Serum matrix metalloproteinase-1 assessment
Serum matrix metalloproteinases-1 (MMP-1) level was significantly lower in CLD patients compared to healthy controls (P < 0.001) (Table 2).
Serum MMP-1 concentration was decreased significantly with increasing the degree of fibrosis in CLD patients (Table 3).
Serum MMP-1 level did not differ according to CLD etiologies in studied patients (P > 0.05) (Table 4).
Serum MMP-1 was found to be negatively correlated with AST (r = −0.448, P < 0.001), ALT (r = −0.389, P < 0.001), GGT (r = −0.544, P < 0.001), ALP (r = −0.675, P < 0.001), PT (r = −0.361, P <0.001), degree of fibrosis (r =−0.960, P < 0.001), (APRI) (r =−0.653, P < 0.001), and FIB-4 (r = −0.557, P < 0.009) and positively correlated with serum albumin (r = 0.312, P < 0.001), hemoglobin level (r = 0.327, P < 0.001), and platelets count (r = 0.446, P < 0.001).
Diagnostic performance and predictive value of serum MMP-1, APRI, and FIB-4
The diagnostic performances of studied biomarkers to detect the presence of fibrosis (> F0) in children with CLD indicated that serum MMP-1 at a cut-off value < 21.3 ng/ml had a 95% sensitivity, 95% specificity with a fair area under the ROC curve (AUC) of 0.972 (95% confidence interval, 0.909‑0.987), p < 0.001, while APRI at cut-off index ≥ 0.35 had a 95.8% sensitivity, 100% specificity with a fair AUC of 0.965 (95% confidence interval, 0.934‑0.995), p < 0.001. For FIB-4, at a cut-off index ≥ 0.11, it had a 90.1% sensitivity, 100% specificity with AUC of 0.978 (95% confidence interval, 0.940‑0.994), p < 0.001 (Fig. 1).
While at cut-off value < 10.5 ng/ml with 100% sensitivity, 100% specificity, with excellent AUC of 1 (95% confidence interval, 1‑1), p < 0.001 serum MMP-1 could detect severe fibrosis (≥ F3 METAVIR).

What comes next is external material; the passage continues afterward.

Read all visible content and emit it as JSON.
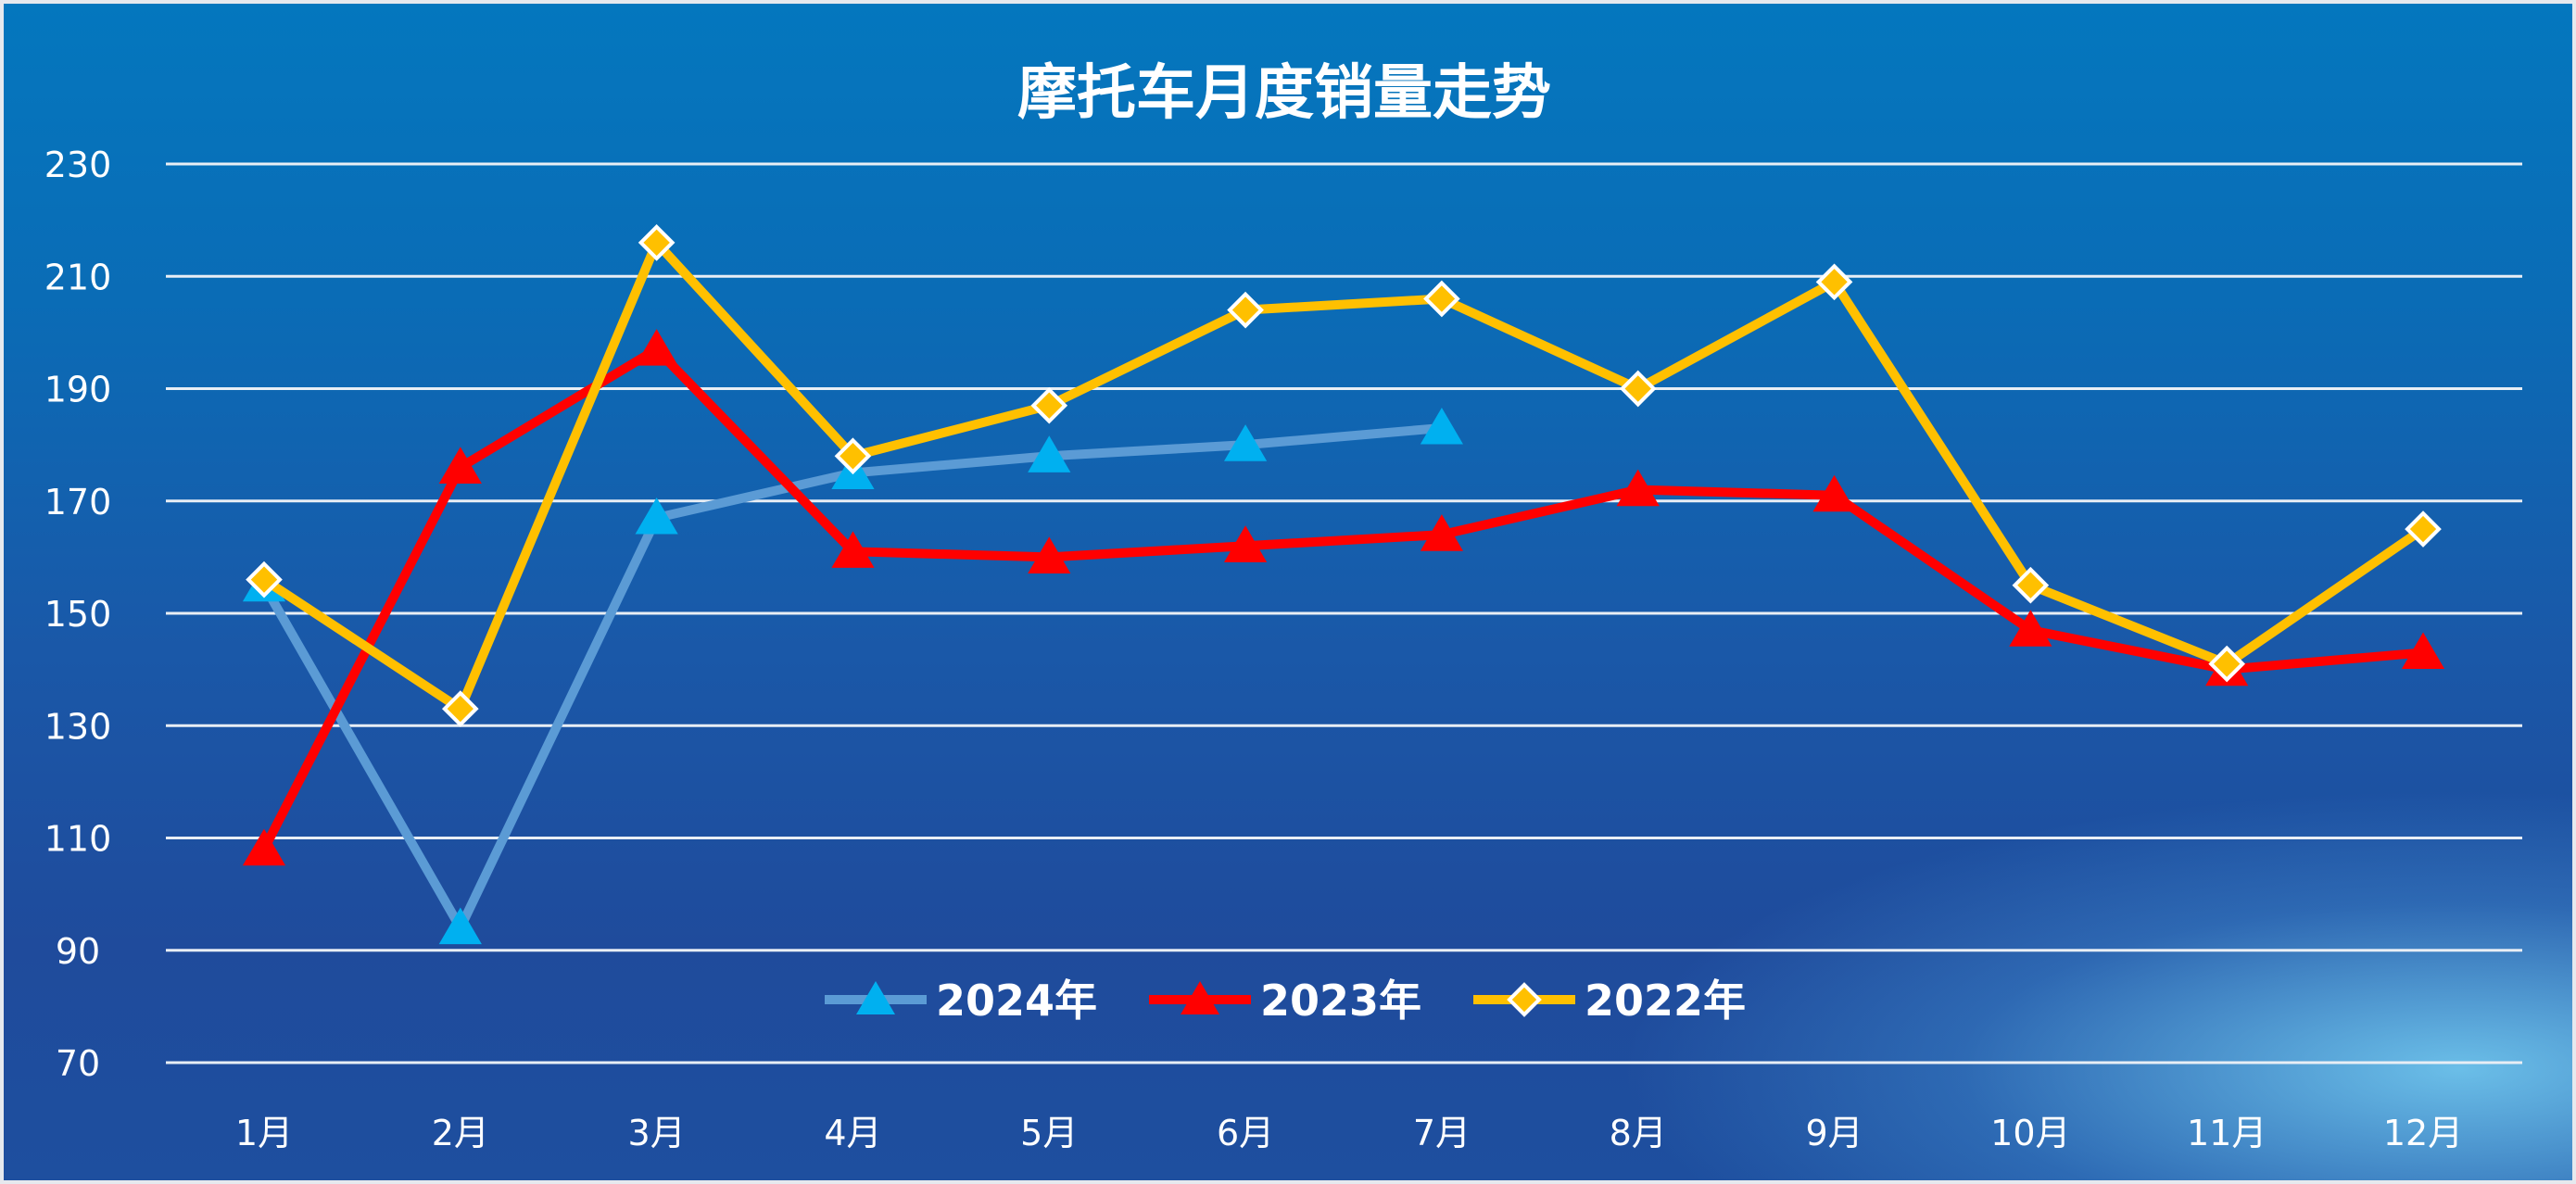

While, APRI could detect severe fibrosis (≥ F3 METAVIR) at cut-off index ≥ 1.44, with sensitivity 100%, specificity 89.7%, with a good AUC of 0.975 (95% confidence interval, 0.952‑0.998), p < 0.001. Also, FIB-4 at cut-off value ≥ 0.44 with 100% sensitivity, 75.6% specificity, with a good AUC of 0.939 (95% confidence interval, 0.890‑0.981), p < 0.001 could detect severe fibrosis (≥ F3 METAVIR) in children with CLD (Fig. 2).
Multiple linear regression analysis revealed that platelet, AST, ALT, PT, APRI, FIB-4, and MMP-1 are potential predictors for detecting fibrosis in children with CLD (Table 5).